I picked this book up from the dark corners of my own bookshelves, and found rather to my surprise that I hadn’t read it before.  I rather enjoyed it.  It was published in about 1974 so I don’t think I’ll be giving any secrets away by summarising the plot: the United States in crisis; riots; economic instability; terrorism; different factions openly fighting on the streets; a small nuclear device exploded under the Lincoln memorial – you name it, it was happening.  A presidential advisor comes up with a scheme (called Wild Card) – fake a crash by an extra-terrestrial ship, which incidentally emits a lethal gas killing approximately 10,000 citizens.  The idea is that the country promptly closes ranks and pulls together to defeat this external foe.  Lots of scientific stuff – getting the team together, creating the crash site, creating an actually working space machine out of materials not similar to earth design, creating “cerebroids” (sort of living brains) to be blown up and discovered by the crash investigators later.  The team isn’t told that 10,000 people are to be killed.  At the end of the book they themselves are done away with to maintain security, and so is the presidential advisor, but there is one missing informational thread which everyone has missed……. End of story.
   It’s a bit dated.  The attempts to get under the skin of some of the characters is a bit superficial by today’s standards, and of course the technology is out of date.  Curiously, I found it easier to suspend my disbelief regarding the enormous scientific steps the Wild Card team managed to make in a matter of weeks, than I did regarding the notion that they were kept totally isolated from the rest of the world, even to the extent that their TV was edited and piped in by hidden technicians to reflect news items several days old.
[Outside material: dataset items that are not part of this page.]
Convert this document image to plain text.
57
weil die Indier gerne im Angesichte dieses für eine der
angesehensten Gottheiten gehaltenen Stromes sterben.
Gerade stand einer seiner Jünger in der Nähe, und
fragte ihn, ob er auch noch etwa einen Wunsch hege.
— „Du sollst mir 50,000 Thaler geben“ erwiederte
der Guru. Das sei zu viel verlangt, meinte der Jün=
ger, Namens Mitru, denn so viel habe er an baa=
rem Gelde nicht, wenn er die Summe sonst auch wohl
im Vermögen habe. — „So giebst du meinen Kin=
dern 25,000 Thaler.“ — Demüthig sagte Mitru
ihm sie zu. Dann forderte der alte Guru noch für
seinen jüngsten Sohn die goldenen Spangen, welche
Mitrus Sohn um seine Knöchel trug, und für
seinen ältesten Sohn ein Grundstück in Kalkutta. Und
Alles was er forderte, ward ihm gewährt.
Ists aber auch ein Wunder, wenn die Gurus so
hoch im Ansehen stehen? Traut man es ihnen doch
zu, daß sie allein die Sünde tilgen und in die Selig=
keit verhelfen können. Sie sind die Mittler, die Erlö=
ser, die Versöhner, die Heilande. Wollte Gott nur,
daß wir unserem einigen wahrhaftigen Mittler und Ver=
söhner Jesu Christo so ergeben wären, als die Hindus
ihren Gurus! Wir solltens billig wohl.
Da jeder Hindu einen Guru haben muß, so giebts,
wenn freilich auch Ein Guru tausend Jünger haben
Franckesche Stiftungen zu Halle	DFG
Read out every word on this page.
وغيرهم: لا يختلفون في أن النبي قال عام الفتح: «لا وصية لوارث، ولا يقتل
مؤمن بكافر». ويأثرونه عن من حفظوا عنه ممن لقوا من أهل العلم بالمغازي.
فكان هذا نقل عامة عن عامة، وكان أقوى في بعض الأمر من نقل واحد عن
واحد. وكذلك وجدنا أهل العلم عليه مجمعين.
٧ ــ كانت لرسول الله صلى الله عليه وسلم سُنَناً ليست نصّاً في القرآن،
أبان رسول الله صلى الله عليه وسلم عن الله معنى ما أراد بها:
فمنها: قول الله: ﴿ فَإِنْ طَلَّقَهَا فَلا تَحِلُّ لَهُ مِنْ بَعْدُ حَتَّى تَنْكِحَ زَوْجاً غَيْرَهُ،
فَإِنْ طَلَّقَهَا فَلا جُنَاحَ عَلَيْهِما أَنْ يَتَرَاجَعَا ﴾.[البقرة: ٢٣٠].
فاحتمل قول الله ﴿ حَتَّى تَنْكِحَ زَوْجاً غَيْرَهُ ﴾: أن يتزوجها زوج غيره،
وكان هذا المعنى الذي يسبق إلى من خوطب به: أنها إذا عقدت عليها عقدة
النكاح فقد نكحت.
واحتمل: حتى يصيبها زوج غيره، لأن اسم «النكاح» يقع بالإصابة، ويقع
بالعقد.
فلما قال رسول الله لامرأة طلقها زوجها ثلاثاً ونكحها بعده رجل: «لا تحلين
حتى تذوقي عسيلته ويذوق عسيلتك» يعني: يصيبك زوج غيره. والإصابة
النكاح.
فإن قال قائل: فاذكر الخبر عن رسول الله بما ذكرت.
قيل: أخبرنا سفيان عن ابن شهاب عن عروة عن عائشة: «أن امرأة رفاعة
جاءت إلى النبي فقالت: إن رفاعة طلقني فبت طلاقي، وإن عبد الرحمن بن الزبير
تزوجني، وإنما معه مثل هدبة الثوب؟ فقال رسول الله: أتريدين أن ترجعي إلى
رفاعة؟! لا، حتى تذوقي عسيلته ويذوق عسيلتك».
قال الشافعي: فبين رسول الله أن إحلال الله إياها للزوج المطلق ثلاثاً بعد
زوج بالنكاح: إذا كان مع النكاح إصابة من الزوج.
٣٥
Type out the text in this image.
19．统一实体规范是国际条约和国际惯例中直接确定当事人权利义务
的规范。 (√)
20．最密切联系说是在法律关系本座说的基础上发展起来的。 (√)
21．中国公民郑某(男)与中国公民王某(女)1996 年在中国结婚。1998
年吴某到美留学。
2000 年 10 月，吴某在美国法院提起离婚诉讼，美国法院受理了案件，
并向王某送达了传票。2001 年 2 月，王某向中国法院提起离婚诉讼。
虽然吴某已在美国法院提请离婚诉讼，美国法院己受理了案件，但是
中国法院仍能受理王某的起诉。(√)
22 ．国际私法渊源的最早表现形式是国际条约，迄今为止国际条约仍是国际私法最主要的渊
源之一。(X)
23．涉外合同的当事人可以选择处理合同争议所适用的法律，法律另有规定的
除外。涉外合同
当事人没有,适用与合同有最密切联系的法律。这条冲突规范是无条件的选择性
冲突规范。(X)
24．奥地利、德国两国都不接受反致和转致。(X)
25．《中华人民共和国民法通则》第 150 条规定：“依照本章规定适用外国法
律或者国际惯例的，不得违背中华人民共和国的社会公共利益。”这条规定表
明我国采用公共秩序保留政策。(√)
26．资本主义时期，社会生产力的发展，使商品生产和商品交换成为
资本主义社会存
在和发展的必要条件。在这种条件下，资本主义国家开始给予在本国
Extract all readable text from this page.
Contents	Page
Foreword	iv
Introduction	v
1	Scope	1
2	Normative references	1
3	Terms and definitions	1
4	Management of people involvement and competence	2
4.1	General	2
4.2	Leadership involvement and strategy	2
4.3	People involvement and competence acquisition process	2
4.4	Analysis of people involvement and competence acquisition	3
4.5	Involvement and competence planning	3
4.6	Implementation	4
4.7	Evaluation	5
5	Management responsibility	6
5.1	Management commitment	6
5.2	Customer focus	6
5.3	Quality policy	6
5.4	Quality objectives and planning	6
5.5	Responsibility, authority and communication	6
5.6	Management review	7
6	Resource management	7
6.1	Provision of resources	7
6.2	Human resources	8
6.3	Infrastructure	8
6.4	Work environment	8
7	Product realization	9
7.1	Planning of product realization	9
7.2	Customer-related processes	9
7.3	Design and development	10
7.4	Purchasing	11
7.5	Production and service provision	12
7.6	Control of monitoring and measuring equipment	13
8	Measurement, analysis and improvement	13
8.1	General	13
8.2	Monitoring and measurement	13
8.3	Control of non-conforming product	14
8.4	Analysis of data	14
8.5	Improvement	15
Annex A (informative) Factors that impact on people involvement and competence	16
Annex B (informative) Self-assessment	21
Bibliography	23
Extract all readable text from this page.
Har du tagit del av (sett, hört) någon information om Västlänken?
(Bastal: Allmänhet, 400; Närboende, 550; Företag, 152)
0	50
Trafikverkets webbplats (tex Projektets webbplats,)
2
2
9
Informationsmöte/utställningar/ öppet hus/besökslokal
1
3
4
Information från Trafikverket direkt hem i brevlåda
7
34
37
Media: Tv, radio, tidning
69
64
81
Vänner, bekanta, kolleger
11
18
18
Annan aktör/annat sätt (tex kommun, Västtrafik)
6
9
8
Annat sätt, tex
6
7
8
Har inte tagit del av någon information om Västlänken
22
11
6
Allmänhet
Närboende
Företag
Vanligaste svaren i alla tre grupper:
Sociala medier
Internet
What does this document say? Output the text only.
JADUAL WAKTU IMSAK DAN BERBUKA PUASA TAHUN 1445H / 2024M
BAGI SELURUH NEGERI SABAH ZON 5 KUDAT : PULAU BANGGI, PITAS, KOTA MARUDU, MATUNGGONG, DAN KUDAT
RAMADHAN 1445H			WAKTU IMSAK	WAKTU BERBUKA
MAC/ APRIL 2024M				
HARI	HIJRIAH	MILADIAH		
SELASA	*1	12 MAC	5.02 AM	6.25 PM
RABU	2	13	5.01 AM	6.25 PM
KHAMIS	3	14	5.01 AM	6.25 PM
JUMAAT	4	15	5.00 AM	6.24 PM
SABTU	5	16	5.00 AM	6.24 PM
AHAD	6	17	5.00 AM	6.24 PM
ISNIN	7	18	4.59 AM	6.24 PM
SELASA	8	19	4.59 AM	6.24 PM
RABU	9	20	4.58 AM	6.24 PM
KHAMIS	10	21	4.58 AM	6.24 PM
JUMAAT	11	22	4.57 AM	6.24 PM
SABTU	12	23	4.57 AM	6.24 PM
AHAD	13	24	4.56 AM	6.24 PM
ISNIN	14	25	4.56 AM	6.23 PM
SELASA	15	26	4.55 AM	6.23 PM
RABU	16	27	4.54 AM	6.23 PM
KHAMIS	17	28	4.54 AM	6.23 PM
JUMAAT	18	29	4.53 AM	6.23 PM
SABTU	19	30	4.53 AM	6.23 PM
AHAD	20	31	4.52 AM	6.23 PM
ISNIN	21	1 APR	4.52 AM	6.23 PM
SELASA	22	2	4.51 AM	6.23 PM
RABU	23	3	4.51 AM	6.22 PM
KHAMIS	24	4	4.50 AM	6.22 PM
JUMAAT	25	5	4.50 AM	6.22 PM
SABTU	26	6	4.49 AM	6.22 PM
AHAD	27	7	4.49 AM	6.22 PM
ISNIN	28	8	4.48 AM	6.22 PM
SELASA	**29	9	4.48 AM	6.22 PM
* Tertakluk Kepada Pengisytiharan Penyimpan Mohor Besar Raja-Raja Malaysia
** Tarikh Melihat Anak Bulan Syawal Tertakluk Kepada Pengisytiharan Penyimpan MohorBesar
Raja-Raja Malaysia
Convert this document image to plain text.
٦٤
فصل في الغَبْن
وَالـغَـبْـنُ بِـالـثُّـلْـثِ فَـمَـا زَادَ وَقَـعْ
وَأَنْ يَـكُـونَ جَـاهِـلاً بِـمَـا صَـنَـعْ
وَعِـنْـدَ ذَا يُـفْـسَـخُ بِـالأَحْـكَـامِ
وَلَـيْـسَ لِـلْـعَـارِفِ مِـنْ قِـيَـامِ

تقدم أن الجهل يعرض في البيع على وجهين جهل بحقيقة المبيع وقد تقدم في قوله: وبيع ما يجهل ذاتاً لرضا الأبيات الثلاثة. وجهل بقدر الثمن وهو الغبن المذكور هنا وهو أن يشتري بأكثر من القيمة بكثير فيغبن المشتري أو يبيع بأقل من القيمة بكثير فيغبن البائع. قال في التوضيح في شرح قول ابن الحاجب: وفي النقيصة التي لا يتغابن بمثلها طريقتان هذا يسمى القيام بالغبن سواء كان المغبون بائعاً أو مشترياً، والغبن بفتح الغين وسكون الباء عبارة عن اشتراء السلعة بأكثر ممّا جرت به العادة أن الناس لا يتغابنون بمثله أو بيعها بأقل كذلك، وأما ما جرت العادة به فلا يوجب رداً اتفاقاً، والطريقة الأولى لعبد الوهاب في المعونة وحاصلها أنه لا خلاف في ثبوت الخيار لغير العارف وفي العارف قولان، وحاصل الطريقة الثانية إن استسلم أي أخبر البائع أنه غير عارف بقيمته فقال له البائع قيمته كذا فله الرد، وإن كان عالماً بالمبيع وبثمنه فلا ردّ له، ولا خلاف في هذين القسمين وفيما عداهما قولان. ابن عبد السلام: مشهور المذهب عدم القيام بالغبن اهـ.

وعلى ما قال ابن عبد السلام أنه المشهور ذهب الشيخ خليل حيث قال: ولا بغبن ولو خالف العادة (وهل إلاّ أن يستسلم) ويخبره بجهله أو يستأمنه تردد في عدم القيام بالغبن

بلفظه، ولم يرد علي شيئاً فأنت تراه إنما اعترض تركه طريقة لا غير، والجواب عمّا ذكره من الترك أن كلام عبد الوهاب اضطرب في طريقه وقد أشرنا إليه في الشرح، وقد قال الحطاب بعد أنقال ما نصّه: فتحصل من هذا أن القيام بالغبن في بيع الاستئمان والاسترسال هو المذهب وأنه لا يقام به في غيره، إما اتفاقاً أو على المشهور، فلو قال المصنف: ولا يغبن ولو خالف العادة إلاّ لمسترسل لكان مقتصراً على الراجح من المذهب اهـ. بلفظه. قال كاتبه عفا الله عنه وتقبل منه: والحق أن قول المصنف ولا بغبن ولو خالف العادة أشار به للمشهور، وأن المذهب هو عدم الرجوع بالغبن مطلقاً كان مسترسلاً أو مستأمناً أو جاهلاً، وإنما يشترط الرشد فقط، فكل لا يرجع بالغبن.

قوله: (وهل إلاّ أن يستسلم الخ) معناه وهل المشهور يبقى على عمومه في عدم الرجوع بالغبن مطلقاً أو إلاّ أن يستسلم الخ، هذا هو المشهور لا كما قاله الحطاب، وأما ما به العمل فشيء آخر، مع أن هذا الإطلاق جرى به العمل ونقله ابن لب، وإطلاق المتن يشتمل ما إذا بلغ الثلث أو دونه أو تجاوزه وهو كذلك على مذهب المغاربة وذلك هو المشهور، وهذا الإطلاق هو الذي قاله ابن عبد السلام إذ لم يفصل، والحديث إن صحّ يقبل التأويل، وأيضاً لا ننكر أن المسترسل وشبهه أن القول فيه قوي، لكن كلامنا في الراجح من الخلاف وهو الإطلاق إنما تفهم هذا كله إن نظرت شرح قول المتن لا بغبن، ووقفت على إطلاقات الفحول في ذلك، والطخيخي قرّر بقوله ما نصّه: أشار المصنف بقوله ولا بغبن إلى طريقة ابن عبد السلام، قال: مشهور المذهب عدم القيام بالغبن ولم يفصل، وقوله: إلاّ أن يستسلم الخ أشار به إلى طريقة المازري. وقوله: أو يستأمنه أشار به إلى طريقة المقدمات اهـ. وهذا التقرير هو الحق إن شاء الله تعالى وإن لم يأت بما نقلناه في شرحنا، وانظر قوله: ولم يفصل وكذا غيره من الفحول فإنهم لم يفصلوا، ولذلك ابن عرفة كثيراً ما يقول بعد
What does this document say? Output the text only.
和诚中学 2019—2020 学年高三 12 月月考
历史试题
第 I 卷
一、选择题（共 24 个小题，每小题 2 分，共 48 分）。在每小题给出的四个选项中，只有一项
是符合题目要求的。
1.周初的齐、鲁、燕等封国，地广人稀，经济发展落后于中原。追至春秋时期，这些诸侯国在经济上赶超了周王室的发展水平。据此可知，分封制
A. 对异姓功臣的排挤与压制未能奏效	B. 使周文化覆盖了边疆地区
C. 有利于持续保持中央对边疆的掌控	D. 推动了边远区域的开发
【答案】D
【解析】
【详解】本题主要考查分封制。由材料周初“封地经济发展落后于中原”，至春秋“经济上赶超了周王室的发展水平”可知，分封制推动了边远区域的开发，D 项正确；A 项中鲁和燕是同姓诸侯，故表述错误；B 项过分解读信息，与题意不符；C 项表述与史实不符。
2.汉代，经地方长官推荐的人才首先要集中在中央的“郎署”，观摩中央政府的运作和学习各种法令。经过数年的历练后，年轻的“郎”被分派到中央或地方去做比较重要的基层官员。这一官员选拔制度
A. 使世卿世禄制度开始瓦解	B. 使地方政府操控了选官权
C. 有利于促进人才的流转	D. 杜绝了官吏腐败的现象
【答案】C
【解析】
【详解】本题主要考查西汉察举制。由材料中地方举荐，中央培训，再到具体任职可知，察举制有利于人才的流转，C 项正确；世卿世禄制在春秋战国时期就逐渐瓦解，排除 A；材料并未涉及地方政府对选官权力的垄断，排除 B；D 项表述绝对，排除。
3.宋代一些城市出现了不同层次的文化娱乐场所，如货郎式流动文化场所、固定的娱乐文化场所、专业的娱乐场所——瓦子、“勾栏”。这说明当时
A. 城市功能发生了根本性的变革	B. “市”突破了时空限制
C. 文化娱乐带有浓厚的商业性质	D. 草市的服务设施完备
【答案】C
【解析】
   I think today a lot more would go into the writing of what is basically a clever plot.  More on the characters.  Less on flashy psychological investigations which didn’t, in the end, mean much.  More credibility on the scientific advances.  It would be a much bigger book.  But that said, I did enjoy reading it and the “high level concept” of faking an event to make disparate forces pull together is as valid today as it ever was.